The Nashville area was educationally unique. Within five years of its first permanent settlement (1779-1780), as the community still faced Indian attacks, Thomas Craighead presided over Davidson Academy. The school became Cumberland College in 1806; its main campus building opened in 1808.7 Craighead was succeeded by James Priestley, who soon suspended the financially unstable school’s operations.8 Lindsley had much to overcome.

First Presbyterian Church of Nashville (photograph from NHN collection)

President Lindsley was inaugurated on January 12, 1825, at Nashville’s First Presbyterian Church.9 He revised the school’s charter in November 1826 and renamed the institution the University of Nashville. He first proposed opening a medical college in 1829. The committee he appointed in 1843 to study the prospect recommended the immediate establishment of a medical school.10

For twenty-five years Philip Lindsley taught two dozen class hours a week while also struggling with complex financial and administrative challenges. Disciplinary issues in this boisterous frontier college made harsh demands on the gentle educator. School records are full of “expulsions and midnight riots in which heads were bruised and equipment destroyed.” 11

By 1850 a series of conflicts and losses had sapped Lindsley’s energy. The deaths of his wife and nine-year-old son had devastated him.12 His faculty was aging; Professors James Hamilton and Gerard Troost had died.
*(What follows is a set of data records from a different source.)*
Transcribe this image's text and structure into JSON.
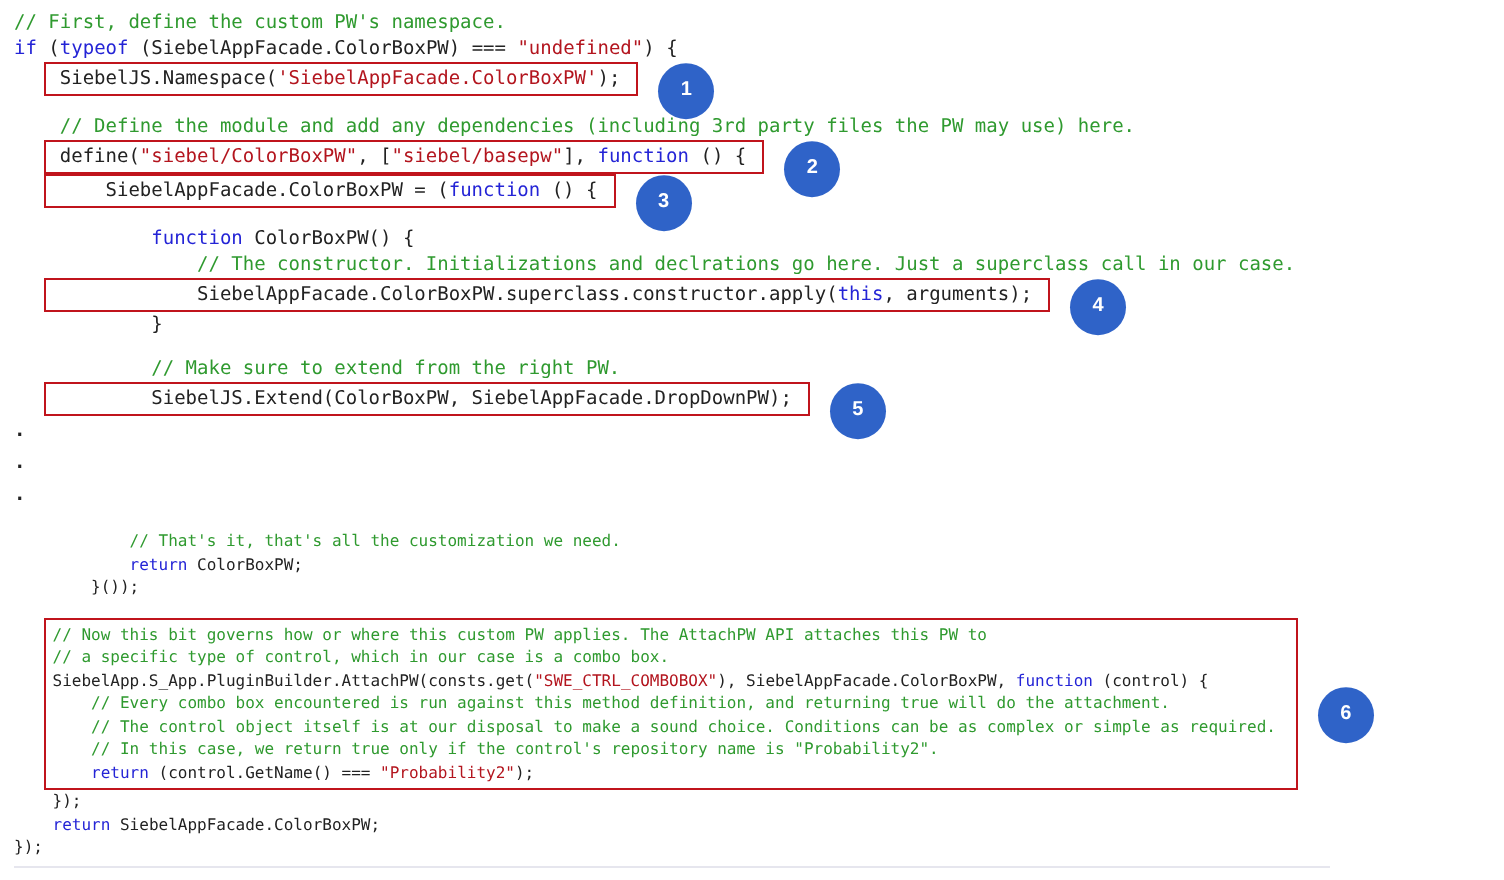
{
  "lines": [
    {
      "kind": "code",
      "tokens": [
        {
          "kind": "comment",
          "text": "// First, define the custom PW's namespace."
        }
      ]
    },
    {
      "kind": "code",
      "tokens": [
        {
          "kind": "keyword",
          "text": "if"
        },
        {
          "kind": "plain",
          "text": " ("
        },
        {
          "kind": "keyword",
          "text": "typeof"
        },
        {
          "kind": "plain",
          "text": " (SiebelAppFacade.ColorBoxPW) === "
        },
        {
          "kind": "string",
          "text": "\"undefined\""
        },
        {
          "kind": "plain",
          "text": ") {"
        }
      ]
    },
    {
      "kind": "annotation",
      "number": "1",
      "lines": [
        {
          "tokens": [
            {
              "kind": "plain",
              "text": "    SiebelJS.Namespace("
            },
            {
              "kind": "string",
              "text": "'SiebelAppFacade.ColorBoxPW'"
            },
            {
              "kind": "plain",
              "text": ");"
            }
          ]
        }
      ]
    },
    {
      "kind": "blank"
    },
    {
      "kind": "code",
      "tokens": [
        {
          "kind": "comment",
          "text": "    // Define the module and add any dependencies (including 3rd party files the PW may use) here."
        }
      ]
    },
    {
      "kind": "annotation",
      "number": "2",
      "lines": [
        {
          "tokens": [
            {
              "kind": "plain",
              "text": "    define("
            },
            {
              "kind": "string",
              "text": "\"siebel/ColorBoxPW\""
            },
            {
              "kind": "plain",
              "text": ", ["
            },
            {
              "kind": "string",
              "text": "\"siebel/basepw\""
            },
            {
              "kind": "plain",
              "text": "], "
            },
            {
              "kind": "keyword",
              "text": "function"
            },
            {
              "kind": "plain",
              "text": " () {"
            }
          ]
        }
      ]
    },
    {
      "kind": "annotation",
      "number": "3",
      "lines": [
        {
          "tokens": [
            {
              "kind": "plain",
              "text": "        SiebelAppFacade.ColorBoxPW = ("
            },
            {
              "kind": "keyword",
              "text": "function"
            },
            {
              "kind": "plain",
              "text": " () {"
            }
          ]
        }
      ]
    },
    {
      "kind": "blank"
    },
    {
      "kind": "code",
      "tokens": [
        {
          "kind": "keyword",
          "text": "            function"
        },
        {
          "kind": "plain",
          "text": " ColorBoxPW() {"
        }
      ]
    },
    {
      "kind": "code",
      "tokens": [
        {
          "kind": "comment",
          "text": "                // The constructor. Initializations and declrations go here. Just a superclass call in our case."
        }
      ]
    },
    {
      "kind": "annotation",
      "number": "4",
      "lines": [
        {
          "tokens": [
            {
              "kind": "plain",
              "text": "                SiebelAppFacade.ColorBoxPW.superclass.constructor.apply("
            },
            {
              "kind": "keyword",
              "text": "this"
            },
            {
              "kind": "plain",
              "text": ", arguments);"
            }
          ]
        }
      ]
    },
    {
      "kind": "code",
      "tokens": [
        {
          "kind": "plain",
          "text": "            }"
        }
      ]
    },
    {
      "kind": "blank"
    },
    {
      "kind": "code",
      "tokens": [
        {
          "kind": "comment",
          "text": "            // Make sure to extend from the right PW."
        }
      ]
    },
    {
      "kind": "annotation",
      "number": "5",
      "lines": [
        {
          "tokens": [
            {
              "kind": "plain",
              "text": "            SiebelJS.Extend(ColorBoxPW, SiebelAppFacade.DropDownPW);"
            }
          ]
        }
      ]
    },
    {
      "kind": "dot",
      "text": "."
    },
    {
      "kind": "dot",
      "text": "."
    },
    {
      "kind": "dot",
      "text": "."
    },
    {
      "kind": "blank"
    },
    {
      "kind": "code",
      "tokens": [
        {
          "kind": "comment",
          "text": "            // That's it, that's all the customization we need."
        }
      ]
    },
    {
      "kind": "code",
      "tokens": [
        {
          "kind": "keyword",
          "text": "            return"
        },
        {
          "kind": "plain",
          "text": " ColorBoxPW;"
        }
      ]
    },
    {
      "kind": "code",
      "tokens": [
        {
          "kind": "plain",
          "text": "        }());"
        }
      ]
    },
    {
      "kind": "blank"
    },
    {
      "kind": "annotation",
      "number": "6",
      "lines": [
        {
          "tokens": [
            {
              "kind": "comment",
              "text": "    // Now this bit governs how or where this custom PW applies. The AttachPW API attaches this PW to"
            }
          ]
        },
        {
          "tokens": [
            {
              "kind": "comment",
              "text": "    // a specific type of control, which in our case is a combo box."
            }
          ]
        },
        {
          "tokens": [
            {
              "kind": "plain",
              "text": "    SiebelApp.S_App.PluginBuilder.AttachPW(consts.get("
            },
            {
              "kind": "string",
              "text": "\"SWE_CTRL_COMBOBOX\""
            },
            {
              "kind": "plain",
              "text": "), SiebelAppFacade.ColorBoxPW, "
            },
            {
              "kind": "keyword",
              "text": "function"
            },
            {
              "kind": "plain",
              "text": " (control) {"
            }
          ]
        },
        {
          "tokens": [
            {
              "kind": "comment",
              "text": "        // Every combo box encountered is run against this method definition, and returning true will do the attachment."
            }
          ]
        },
        {
          "tokens": [
            {
              "kind": "comment",
              "text": "        // The control object itself is at our disposal to make a sound choice. Conditions can be as complex or simple as required."
            }
          ]
        },
        {
          "tokens": [
            {
              "kind": "comment",
              "text": "        // In this case, we return true only if the control's repository name is \"Probability2\"."
            }
          ]
        },
        {
          "tokens": [
            {
              "kind": "keyword",
              "text": "        return"
            },
            {
              "kind": "plain",
              "text": " (control.GetName() === "
            },
            {
              "kind": "string",
              "text": "\"Probability2\""
            },
            {
              "kind": "plain",
              "text": ");"
            }
          ]
        }
      ]
    },
    {
      "kind": "code",
      "tokens": [
        {
          "kind": "plain",
          "text": "    });"
        }
      ]
    },
    {
      "kind": "code",
      "tokens": [
        {
          "kind": "keyword",
          "text": "    return"
        },
        {
          "kind": "plain",
          "text": " SiebelAppFacade.ColorBoxPW;"
        }
      ]
    },
    {
      "kind": "code",
      "tokens": [
        {
          "kind": "plain",
          "text": "});"
        }
      ]
    }
  ]
}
The university neighborhood had deteriorated, and the Board wanted to rebuild elsewhere.13 A cholera epidemic and competition from Cumberland College in Lebanon diminished enrollment, and no funds were available to build the coveted medical school that Lindsley had dreamed of.14 The Board rejected Lindsley’s 1849 offer to resign,15 but pressures and criticisms continued to grow.

In April 1849 Lindsley married Mary Ann Ayers, widow of the founder of New Albany Theological Seminary. When the Seminary Board offered him a professorship, he accepted, moving to Indiana in December 1850.16 He taught there until shortly before his death.

Philip Lindsley suffered a stroke in Nashville on May 23, 1855, and died two days later, attended by the University of Nashville Medical Faculty.17 (2014)


NOTES:

1 Lindsley, Philip. The Works of Philip Lindsley, D. D.: Volume III, Miscellaneous Discourses and Essays. Philadelphia: J. B. Lippincott & Co., 1866, 11.

2 Lindsley, Volume III, 14.

3 Maclean, John Jr., Princeton President 1854-68, quoted in Lindsley, Volume III, 16.

4 Lindsley, Volume III, 23.

5 Lindsley, Volume III, 24.

6 Crabb, Alfred Leland. The Historical Background of Peabody College. Nashville: George Peabody College for Teachers, 1941, 9.

7 Crabb, 9.

8 Crabb, 10-11.

9 Lindsley, Volume III, 27.

10 Crabb, 18.

11 Crabb, 17.

12 Lindsley, Philip. Journal.  Lindsley Family Papers, ca. 1812 – [1840-1940] – 1953, Box 2, Folder 33.  Tennessee State Library and Archives.

13 Conkin, Paul K. Peabody College: From a Frontier Academy to the Frontiers of Teaching and Learning. Nashville: Vanderbilt University Press, 2002, 68.

14 Conklin, 69.

15 Crabb, 18.

16 Lindsley, Volume III, 54.

17 Lindsley, John Berrien. Diary, Volume 4, 1849-1856.  Lindsley Family Papers, ca. 1812 – [1840-1940] – 1953, Box 1, Folder 21.  Tennessee State Library and Archives.